Years after moving to Australia and building a life on the other side of the world, Maltese emigrants who travelled there alone as teenagers still recall the struggles they had to endure despite not even having turned 18.

Speaking to this newspaper while on their annual summer holiday in Malta, Alfred Farrugia and Connie Catania recalled how they left the island at the ages of 14 and 17, moving to Australia while their families remained here.

Mr Farrugia moved to a group residence for children in Bindoon, Western Australia at the age of 14, spending the first 18 months alone with other boys his age. His family stayed in Malta, relocating to Australia over a year later.

“We had left on one of the ships, the SS Sydney and we worked very hard. I left Malta thinking I would be going to school but that was not the case and we started working soon after we arrived in Australia,” Mr Farrugia recalled, adding that he worked as a labourer and did not get paid but was instead given food and accommodation.

While he could handle the arduous jobs assigned to him, Mr Farrugia admitted that it was being away from his family that was hardest, especially since as a young boy he had never been away from them for long stretches of time.

I was very homesick in the beginning

“I was very homesick in the beginning, especially in the first three to four months. I would write to my family regularly but still, at 14, it was tough,” Mr Farrugia said. During those first few months he was living with a group of some 30 Maltese boys, the youngest being eight years old.

When his family did relocate, Mr Farrugia said, he soon adapted to life there. He got married to his Maltese wife in Australia and built a family there.

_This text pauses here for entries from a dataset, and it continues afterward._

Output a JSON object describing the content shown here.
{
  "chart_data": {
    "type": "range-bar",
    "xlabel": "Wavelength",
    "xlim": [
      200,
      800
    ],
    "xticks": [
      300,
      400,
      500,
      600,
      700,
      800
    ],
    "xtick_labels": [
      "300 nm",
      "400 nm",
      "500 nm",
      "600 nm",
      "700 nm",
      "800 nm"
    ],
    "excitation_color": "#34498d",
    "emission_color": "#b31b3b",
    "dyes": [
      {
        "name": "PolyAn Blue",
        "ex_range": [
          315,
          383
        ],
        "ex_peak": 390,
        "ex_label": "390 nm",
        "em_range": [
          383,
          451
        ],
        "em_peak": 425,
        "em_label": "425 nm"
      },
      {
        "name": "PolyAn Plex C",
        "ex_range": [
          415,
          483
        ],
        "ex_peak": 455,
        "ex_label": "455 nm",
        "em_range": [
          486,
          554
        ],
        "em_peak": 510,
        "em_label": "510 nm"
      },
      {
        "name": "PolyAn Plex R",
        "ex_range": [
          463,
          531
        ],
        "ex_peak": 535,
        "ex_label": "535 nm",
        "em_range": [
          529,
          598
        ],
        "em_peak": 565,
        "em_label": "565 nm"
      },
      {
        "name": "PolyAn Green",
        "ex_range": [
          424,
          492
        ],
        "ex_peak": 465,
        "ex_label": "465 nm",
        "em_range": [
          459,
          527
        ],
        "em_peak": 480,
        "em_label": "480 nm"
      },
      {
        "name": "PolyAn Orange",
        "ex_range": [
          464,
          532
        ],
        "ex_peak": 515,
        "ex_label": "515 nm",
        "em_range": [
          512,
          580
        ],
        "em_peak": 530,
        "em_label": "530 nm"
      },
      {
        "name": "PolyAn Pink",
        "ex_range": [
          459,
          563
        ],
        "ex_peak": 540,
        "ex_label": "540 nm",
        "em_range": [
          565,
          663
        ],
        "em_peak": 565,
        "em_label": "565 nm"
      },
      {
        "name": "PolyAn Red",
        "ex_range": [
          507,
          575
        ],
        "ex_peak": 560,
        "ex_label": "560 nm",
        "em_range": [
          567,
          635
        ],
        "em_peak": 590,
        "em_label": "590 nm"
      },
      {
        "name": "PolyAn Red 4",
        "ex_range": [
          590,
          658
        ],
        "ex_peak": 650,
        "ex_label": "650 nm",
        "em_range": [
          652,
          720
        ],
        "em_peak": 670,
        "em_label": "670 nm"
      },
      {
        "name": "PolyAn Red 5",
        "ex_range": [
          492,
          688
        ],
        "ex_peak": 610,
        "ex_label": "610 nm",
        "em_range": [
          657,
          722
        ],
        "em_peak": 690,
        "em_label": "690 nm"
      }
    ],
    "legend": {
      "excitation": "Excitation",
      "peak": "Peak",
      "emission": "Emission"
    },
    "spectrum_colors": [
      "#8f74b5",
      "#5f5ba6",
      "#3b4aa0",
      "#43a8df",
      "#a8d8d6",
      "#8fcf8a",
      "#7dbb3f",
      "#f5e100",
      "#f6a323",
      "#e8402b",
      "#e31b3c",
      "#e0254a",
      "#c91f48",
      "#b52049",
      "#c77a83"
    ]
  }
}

For Ms Catania, the move was less difficult as she was 17, spoke English fluently and had travelled with her older sister.

Connie Catania wrote to her parents in Malta every day.Connie Catania wrote to her parents in Malta every day.

The two sisters moved to Australia in 1964 as part of the Single Young Women Migrants Scheme – a scheme sponsored by the Emigrants Commission that would first train the young women in Malta before they moved away.

The sisters had decided to move to Australia as it was getting increasingly difficult for their family of nine to find adequate housing.

“I remember everything seemed so much bigger than it was.

“There were a lot of things we had never done before, like getting on a train for instance and at 17, that was a big deal,” Ms Catania said.

While she admits to having felt homesick during the first few months there, having her sister with her helped and within a few weeks, the pair managed to find jobs and even moved into their own flat.

“I would write to my parents every day but I knew they would be coming over soon and that would keep me going. In fact, they came after some six months and we moved into a house all together,” she said.

Both Mr Farrugia and Ms Catania return to Malta as often as possible and while they have both lived in Australia since moving there in the 1960s, they admit they still think of Malta as their home and speak to their spouses in Maltese, in an attempt to hold on to their heritage.